You may use a framework, or write the loop manually. But your design must clearly show the ReAct pattern.

User query
Agent loop
   - think
   - choose tool or answer
   - execute tool
   - observe result
   - update state
   - stop or repeat
Final answer / clarification / escalation

Minimum loop rules

  • MAX_STEPS cap required
  • tool arguments must be validated
  • tool errors must be structured, not raw exceptions
  • at least one explicit stop rule
  • at least one give-up rule
  • at least one human-in-the-loop or safe escalation policy

Cross-ref: - explainer chapter 2 for loop mechanics - explainer chapter 3 for schemas - explainer chapter 4 for guardrails

Required deliverables

  1. agent.py or equivalent
  2. agent definition
  3. tool registry
  4. loop implementation
  5. tools.py or equivalent
  6. tool implementations
  7. structured error returns
  8. validation logic
  9. evals/gold_queries.json
  10. 30 gold queries minimum
  11. evals/run.py
  12. runs all queries, records traces, reports metrics
  13. README.md
  14. architecture diagram
  15. tool descriptions
  16. guardrails
  17. eval results
  18. top failure modes

Gold query mix

Minimum 30 queries:

  • 10 should be answered from KB
  • 8 should require account lookup
  • 4 should require invoice or billing reasoning
  • 4 should escalate
  • 4 should refuse or ask for clarification

Do not make the eval set too easy. Include messy language. Include incomplete IDs.
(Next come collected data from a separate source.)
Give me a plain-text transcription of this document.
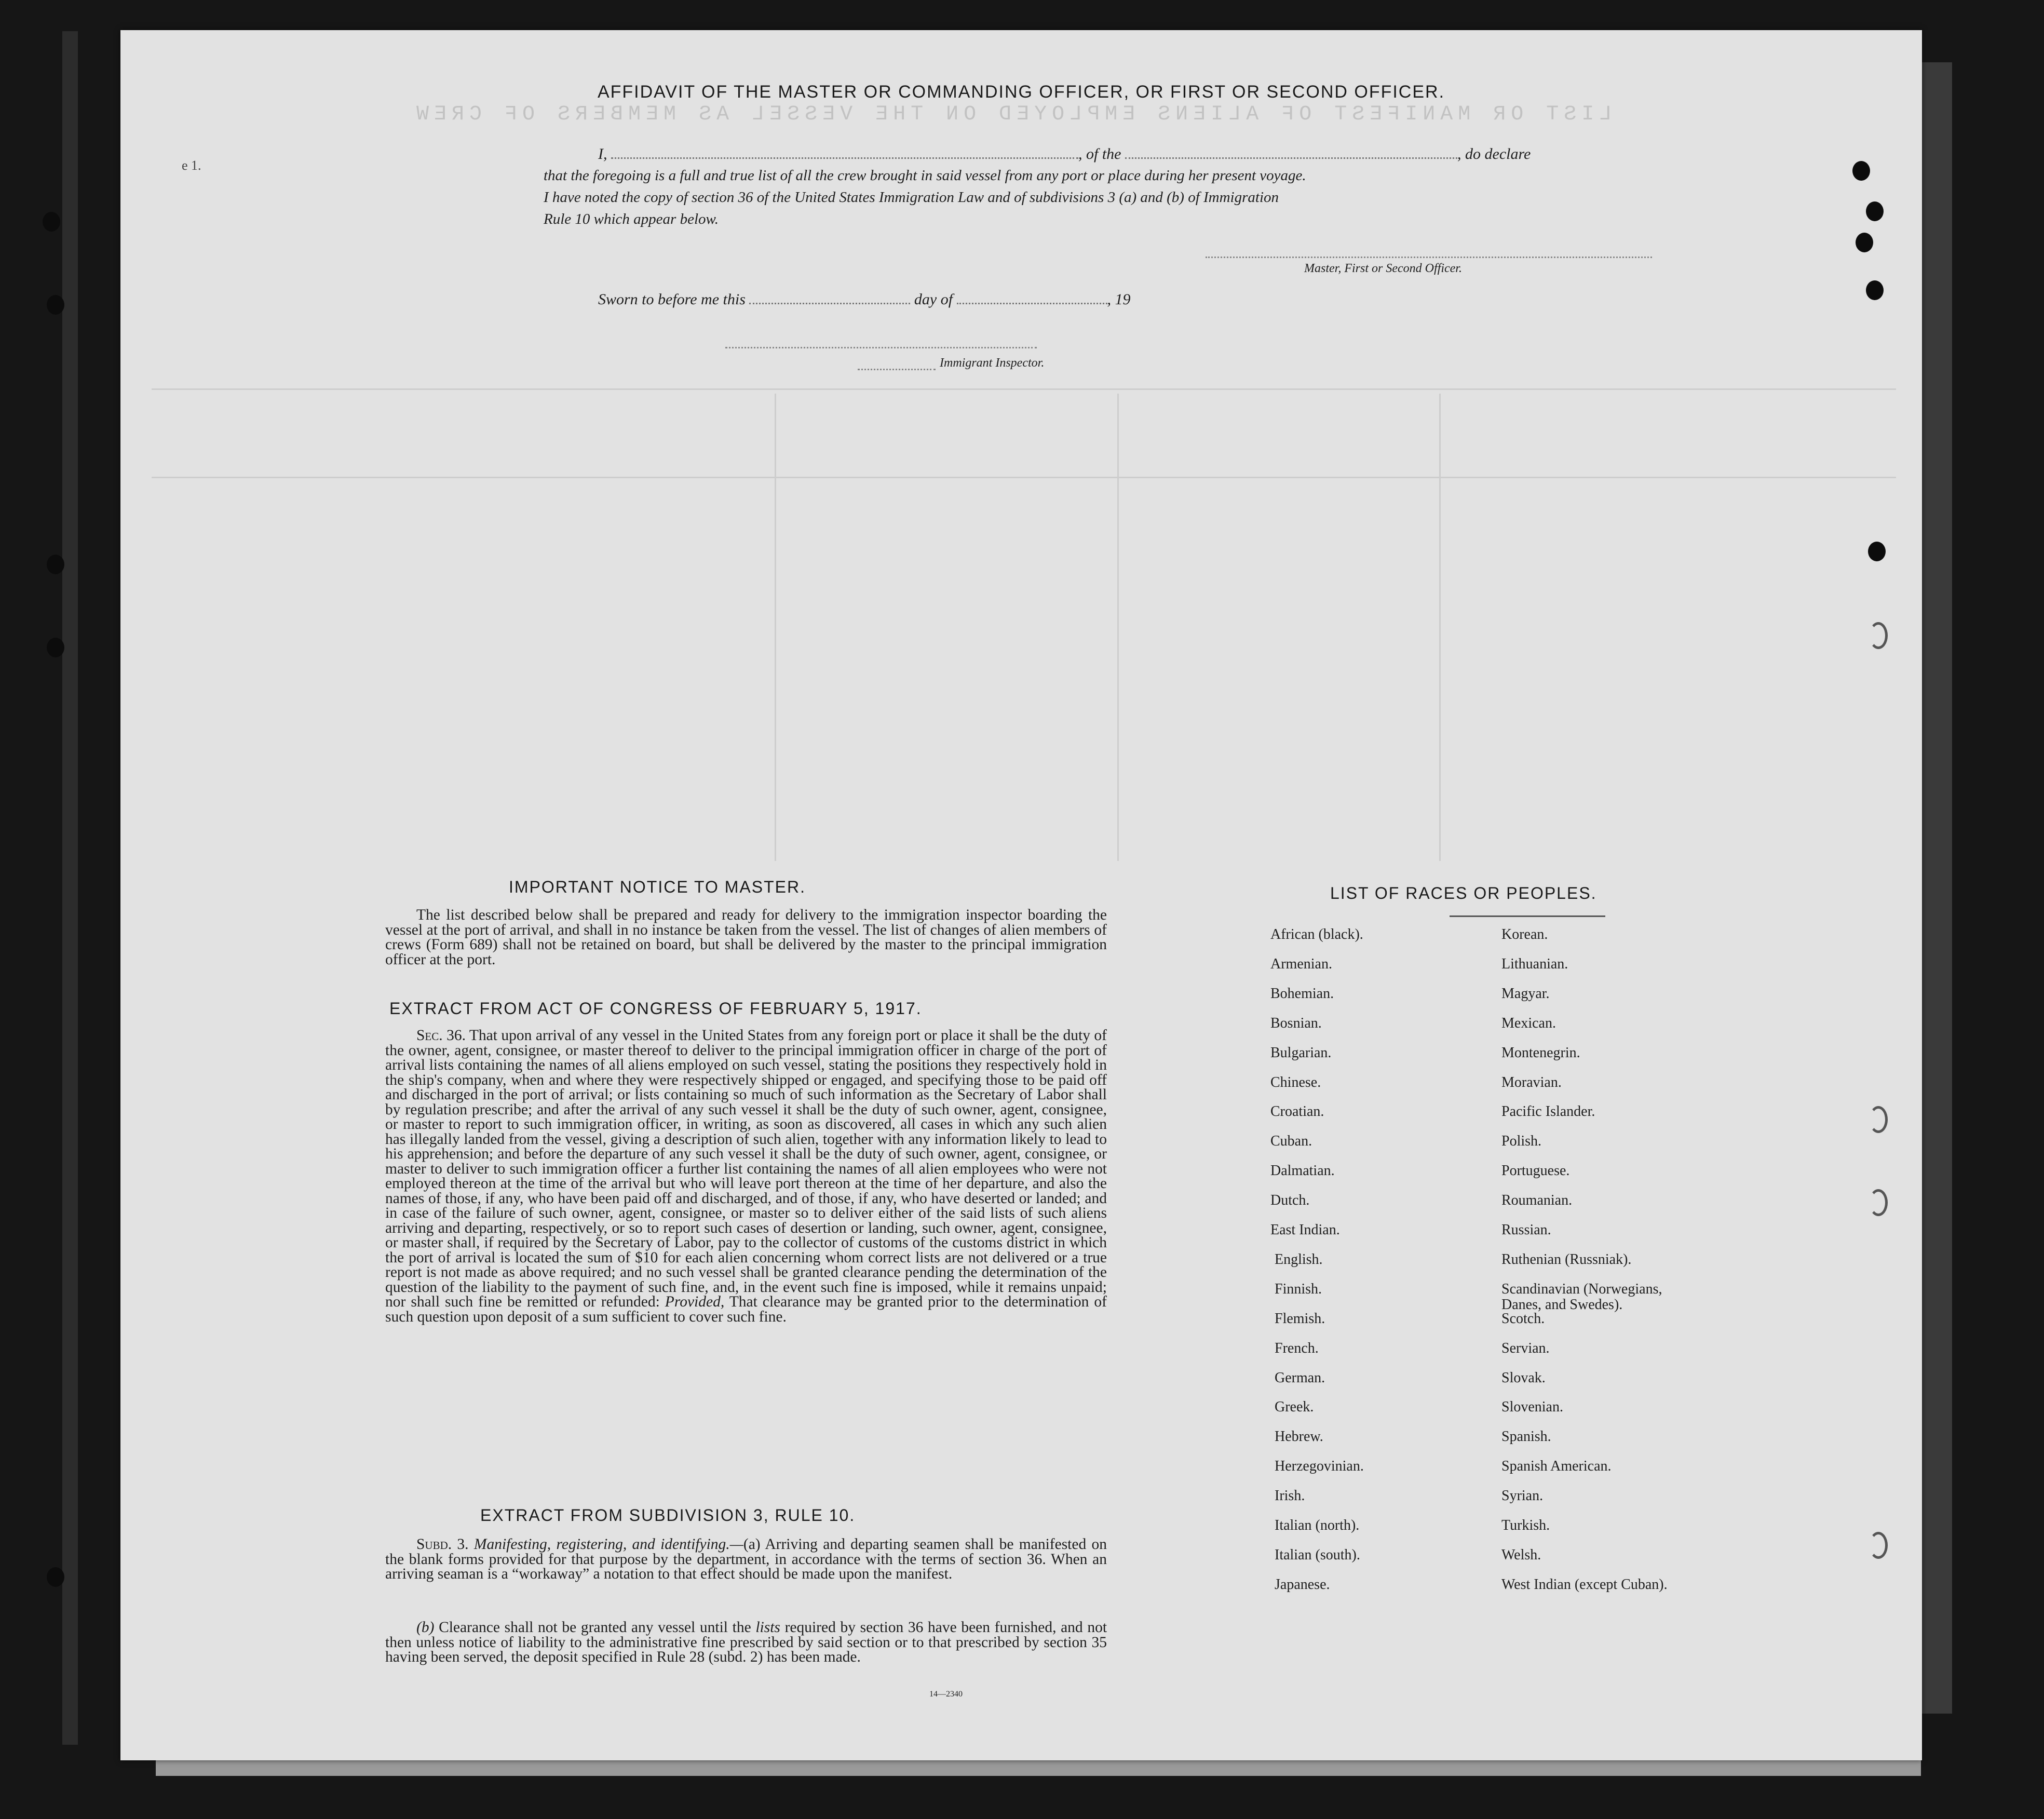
LIST OR MANIFEST OF ALIENS EMPLOYED ON THE VESSEL AS MEMBERS OF CREW
e 1.
AFFIDAVIT OF THE MASTER OR COMMANDING OFFICER, OR FIRST OR SECOND OFFICER.
I,	, of the	, do declare
that the foregoing is a full and true list of all the crew brought in said vessel from any port or place during her present voyage.
I have noted the copy of section 36 of the United States Immigration Law and of subdivisions 3 (a) and (b) of Immigration
Rule 10 which appear below.
Master, First or Second Officer.
Sworn to before me this	day of	, 19
Immigrant Inspector.
IMPORTANT NOTICE TO MASTER.
The list described below shall be prepared and ready for delivery to the immigration inspector boarding the vessel at the port of arrival, and shall in no instance be taken from the vessel. The list of changes of alien members of crews (Form 689) shall not be retained on board, but shall be delivered by the master to the principal immigration officer at the port.
EXTRACT FROM ACT OF CONGRESS OF FEBRUARY 5, 1917.
Sec. 36. That upon arrival of any vessel in the United States from any foreign port or place it shall be the duty of the owner, agent, consignee, or master thereof to deliver to the principal immigration officer in charge of the port of arrival lists containing the names of all aliens employed on such vessel, stating the positions they respectively hold in the ship's company, when and where they were respectively shipped or engaged, and specifying those to be paid off and discharged in the port of arrival; or lists containing so much of such information as the Secretary of Labor shall by regulation prescribe; and after the arrival of any such vessel it shall be the duty of such owner, agent, consignee, or master to report to such immigration officer, in writing, as soon as discovered, all cases in which any such alien has illegally landed from the vessel, giving a description of such alien, together with any information likely to lead to his apprehension; and before the departure of any such vessel it shall be the duty of such owner, agent, consignee, or master to deliver to such immigration officer a further list containing the names of all alien employees who were not employed thereon at the time of the arrival but who will leave port thereon at the time of her departure, and also the names of those, if any, who have been paid off and discharged, and of those, if any, who have deserted or landed; and in case of the failure of such owner, agent, consignee, or master so to deliver either of the said lists of such aliens arriving and departing, respectively, or so to report such cases of desertion or landing, such owner, agent, consignee, or master shall, if required by the Secretary of Labor, pay to the collector of customs of the customs district in which the port of arrival is located the sum of $10 for each alien concerning whom correct lists are not delivered or a true report is not made as above required; and no such vessel shall be granted clearance pending the determination of the question of the liability to the payment of such fine, and, in the event such fine is imposed, while it remains unpaid; nor shall such fine be remitted or refunded: Provided, That clearance may be granted prior to the determination of such question upon deposit of a sum sufficient to cover such fine.
EXTRACT FROM SUBDIVISION 3, RULE 10.
Subd. 3. Manifesting, registering, and identifying.—(a) Arriving and departing seamen shall be manifested on the blank forms provided for that purpose by the department, in accordance with the terms of section 36. When an arriving seaman is a “workaway” a notation to that effect should be made upon the manifest.
(b) Clearance shall not be granted any vessel until the lists required by section 36 have been furnished, and not then unless notice of liability to the administrative fine prescribed by said section or to that prescribed by section 35 having been served, the deposit specified in Rule 28 (subd. 2) has been made.
14—2340
LIST OF RACES OR PEOPLES.
African (black).
Armenian.
Bohemian.
Bosnian.
Bulgarian.
Chinese.
Croatian.
Cuban.
Dalmatian.
Dutch.
East Indian.
English.
Finnish.
Flemish.
French.
German.
Greek.
Hebrew.
Herzegovinian.
Irish.
Italian (north).
Italian (south).
Japanese.
Korean.
Lithuanian.
Magyar.
Mexican.
Montenegrin.
Moravian.
Pacific Islander.
Polish.
Portuguese.
Roumanian.
Russian.
Ruthenian (Russniak).
Scandinavian (Norwegians,
Danes, and Swedes).
Scotch.
Servian.
Slovak.
Slovenian.
Spanish.
Spanish American.
Syrian.
Turkish.
Welsh.
West Indian (except Cuban).
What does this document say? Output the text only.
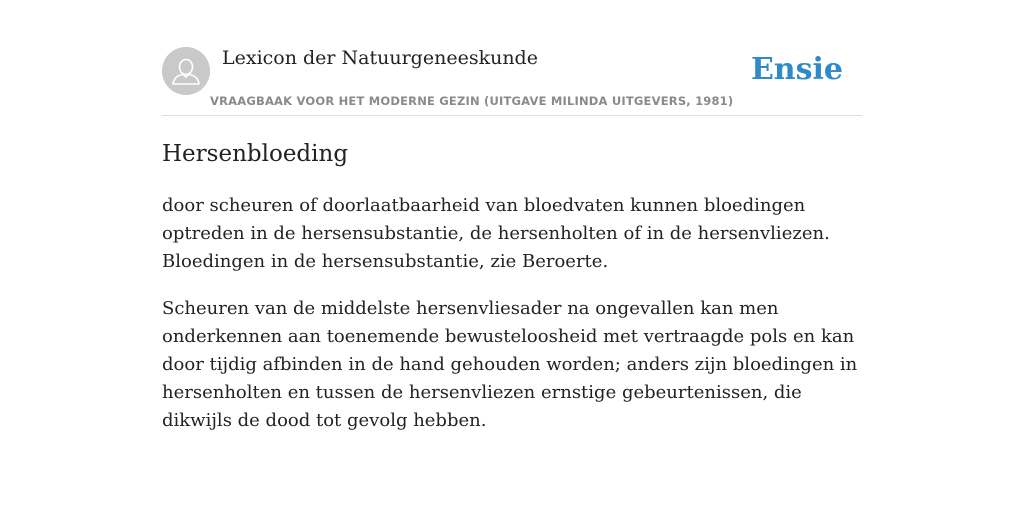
Lexicon der Natuurgeneeskunde
VRAAGBAAK VOOR HET MODERNE GEZIN (UITGAVE MILINDA UITGEVERS, 1981)
Ensie
Hersenbloeding

door scheuren of doorlaatbaarheid van bloedvaten kunnen bloedingen optreden in de hersensubstantie, de hersenholten of in de hersenvliezen. Bloedingen in de hersensubstantie, zie Beroerte.

Scheuren van de middelste hersenvliesader na ongevallen kan men onderkennen aan toenemende bewusteloosheid met vertraagde pols en kan door tijdig afbinden in de hand gehouden worden; anders zijn bloedingen in hersenholten en tussen de hersenvliezen ernstige gebeurtenissen, die dikwijls de dood tot gevolg hebben.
Include two-intent queries.

What to evaluate

For each query, record at least these columns:

  • query type
  • expected tool sequence
  • actual tool sequence
  • argument validity
  • final answer correctness
  • escalation correctness
  • latency
  • notes

Core metrics

  • tool-selection accuracy
  • argument-validation pass rate
  • final-answer correctness
  • safe-escalation rate
  • refusal / clarification correctness
  • p50 / p95 latency

Success criteria

  • Tool selection accuracy ≥ 85%
  • Final answer correctness ≥ 75%
  • Safe escalation behavior ≥ 95%
  • No infinite loops
  • No duplicate side effects
  • Clear logs for every failed run

Required engineering choices

1. Use typed schemas

Use Pydantic or an equivalent validation layer. Do not accept free-form dict payloads everywhere.

2. Make write behavior safe

If you include any write tool, show one of these protections:

  • idempotency key
  • read-before-write policy
  • human approval gate

3. Log the trace

Keep a per-query trace with:

  • each model step
  • each tool call
  • arguments
  • tool result
  • stop reason

That trace will help you debug quickly.

4. Show at least one failure honestly

In your README, include one failure where the loop was wrong, and explain the fix you would try next.

Common pitfalls

  • Too many vague tools
  • No MAX_STEPS cap
  • Tool descriptions that only say what, not when
  • Raw exceptions bubbling into the loop
  • Hidden writes with no safeguards
  • Eval set with only easy cases
  • No distinction between stop and give-up behavior

Stretch goals

These are optional, but useful if you want a stronger bridge to module 10:

  • dynamic tool subset selection
  • parallel read-only tool calls
  • structured working state object
  • lightweight memory between turns
  • tiny cost tracker per query

Why this hands_on_lab matters

Customer support remains one of the clearest production agent use cases. If you ship this well, you show more than prompt skill. You show workflow engineering.

And that is exactly the bridge to module 10, where the same pattern scales into MCP and multi-agent systems.